Ultrasound uses high frequency sound waves that penetrate heat into human tissue deeper than any other heat modality. This deep heat promotes muscle relaxation and circulation while helping to relieve inflammation, muscle spasm and pain.

Electrical Stimulation

Electrical stimulation uses an electrical current to cause a single muscle or group of muscles to contract which helps relax or strengthen the affected muscle and promotes blood supply to the area which assists in healing.

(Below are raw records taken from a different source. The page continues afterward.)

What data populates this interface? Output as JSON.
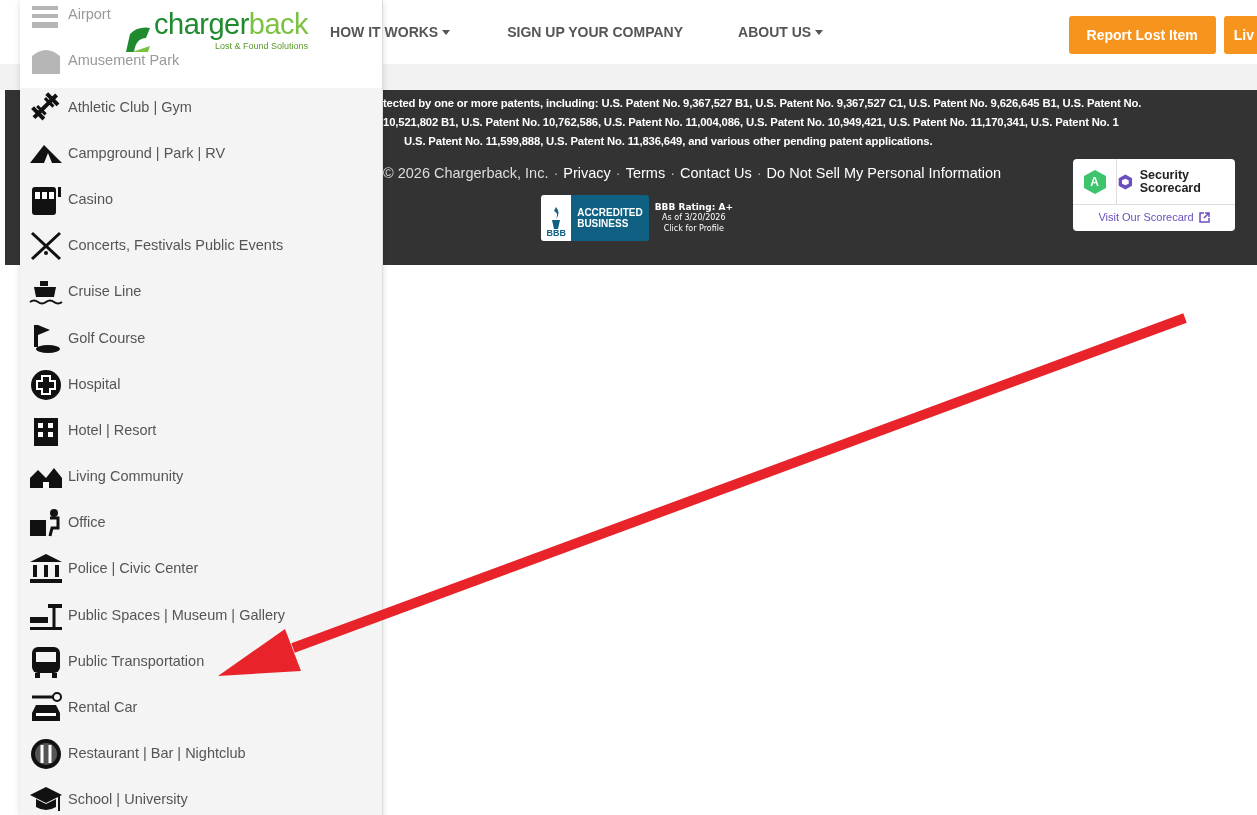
{
  "header": {
    "logo": {
      "part_1": "charger",
      "part_2": "back",
      "tagline": "Lost & Found Solutions"
    },
    "nav": [
      {
        "label": "HOW IT WORKS",
        "dropdown": true
      },
      {
        "label": "SIGN UP YOUR COMPANY",
        "dropdown": false
      },
      {
        "label": "ABOUT US",
        "dropdown": true
      }
    ],
    "buttons": [
      "Report Lost Item",
      "Liv"
    ]
  },
  "footer": {
    "patent_lines": [
      "tected by one or more patents, including: U.S. Patent No. 9,367,527 B1, U.S. Patent No. 9,367,527 C1, U.S. Patent No. 9,626,645 B1, U.S. Patent No.",
      "10,521,802 B1, U.S. Patent No. 10,762,586, U.S. Patent No. 11,004,086, U.S. Patent No. 10,949,421, U.S. Patent No. 11,170,341, U.S. Patent No. 1",
      "U.S. Patent No. 11,599,888, U.S. Patent No. 11,836,649, and various other pending patent applications."
    ],
    "separator": "·",
    "legal": [
      {
        "text": "© 2026 Chargerback, Inc.",
        "kind": "text"
      },
      {
        "text": "Privacy",
        "kind": "link"
      },
      {
        "text": "Terms",
        "kind": "link"
      },
      {
        "text": "Contact Us",
        "kind": "link"
      },
      {
        "text": "Do Not Sell My Personal Information",
        "kind": "link"
      }
    ],
    "bbb": {
      "logo_text": "BBB",
      "badge_text": "ACCREDITED BUSINESS",
      "rating": "BBB Rating: A+",
      "date": "As of 3/20/2026",
      "link": "Click for Profile"
    },
    "scorecard": {
      "grade": "A",
      "title": "Security Scorecard",
      "link": "Visit Our Scorecard"
    }
  },
  "dropdown_menu": {
    "items": [
      {
        "label": "Airport",
        "faded": true
      },
      {
        "label": "Amusement Park",
        "faded": true
      },
      {
        "label": "Athletic Club | Gym",
        "faded": false
      },
      {
        "label": "Campground | Park | RV",
        "faded": false
      },
      {
        "label": "Casino",
        "faded": false
      },
      {
        "label": "Concerts, Festivals Public Events",
        "faded": false
      },
      {
        "label": "Cruise Line",
        "faded": false
      },
      {
        "label": "Golf Course",
        "faded": false
      },
      {
        "label": "Hospital",
        "faded": false
      },
      {
        "label": "Hotel | Resort",
        "faded": false
      },
      {
        "label": "Living Community",
        "faded": false
      },
      {
        "label": "Office",
        "faded": false
      },
      {
        "label": "Police | Civic Center",
        "faded": false
      },
      {
        "label": "Public Spaces | Museum | Gallery",
        "faded": false
      },
      {
        "label": "Public Transportation",
        "faded": false
      },
      {
        "label": "Rental Car",
        "faded": false
      },
      {
        "label": "Restaurant | Bar | Nightclub",
        "faded": false
      },
      {
        "label": "School | University",
        "faded": false
      }
    ]
  }
}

Therapeutic spinal traction uses manual or mechanical tension created by a gentle pulling force to stretch and mobilize the spine to help increase the space between vertebrae and relieve nerve compression, pain and spasm.

Paraffin Bath

Paraffin is a hot wax, used primarily in hand therapy, that provides soothing moist heat to warm joints, tissue and skin. Paraffin is ideal for the treatment of patients suffering from pain associated with arthritis, strains, sprains, joint stiffness, and it is also used to increase range of motion.

Therapeutic Exercise

Therapeutic Exercise including: Active Range of Motion (AROM), Active Assistive Range of Motion (A/AROM ), Passive Range of Motion (PROM), Static Stretching, Isometrics/Isotonics, Regressive Resistant Exercises (RRE's), Gait & Balance Exercises.

Trigger Point Injections

Trigger Point Injection (TPI) is used to treat painful areas of muscle. When muscles do not relax, they tighten or knot causing spasm. These knots/spasms of muscle are called a trigger point, which may irritate the surrounding nerves causing pain to be felt in another part of the body - also known as referred pain. Using a small needle, a local anesthetic is injected into the trigger point, which inactivates the trigger point and alleviates the pain.

Facet Joint Injections

Facet joints, which are located at the back of the spine, provide stability to the spine and help guide motion. An anesthetic is injected into the facet joint, which numbs the joint and reduces inflammation and/or swelling of the tissue in the joint space.


Prolotherapy, which is also known as non-surgical ligament/tendon reconstruction, is a treatment used for many different types of musculoskeletal pain. When tendon or ligament is stretched, due to a trauma or overuse, it becomes pain sensitive. This type of injection stimulates the tissue to repair itself tightening the stretched ligament or tendon making it stronger.

Epidural Steroid Injections

Epidural Steroid Injection (ESI) is a common nonsurgical procedure used to treat pain caused by spinal nerve irritation. The ESI delivers a long-lasting steroid medication and a local anesthetic to the epidural space reducing inflammation or swelling of the nerves.

Electrodiagnostic Studies (EMG and NCS)

Electromyography (EMG) and Nerve Conduction Studies (NCS) are used to study diseases of nerves and muscles by recording the electrical activity of the nerves and muscles, which help physicians arrive at a diagnosis. There are two parts to these studies. Nerve conduction studies will measure the health of the nerve by applying small electrical impulses to the nerves, measuring the speed and intensity of electrical signals that travel along those nerves. During the EMG, a small, thin needle is inserted into specific muscles, one at a time, and visual and auditory information is collected through the electrical signals that travel from the needle to the EMG machine. This test usually takes 30-60 minutes and normal activities can resume after the test.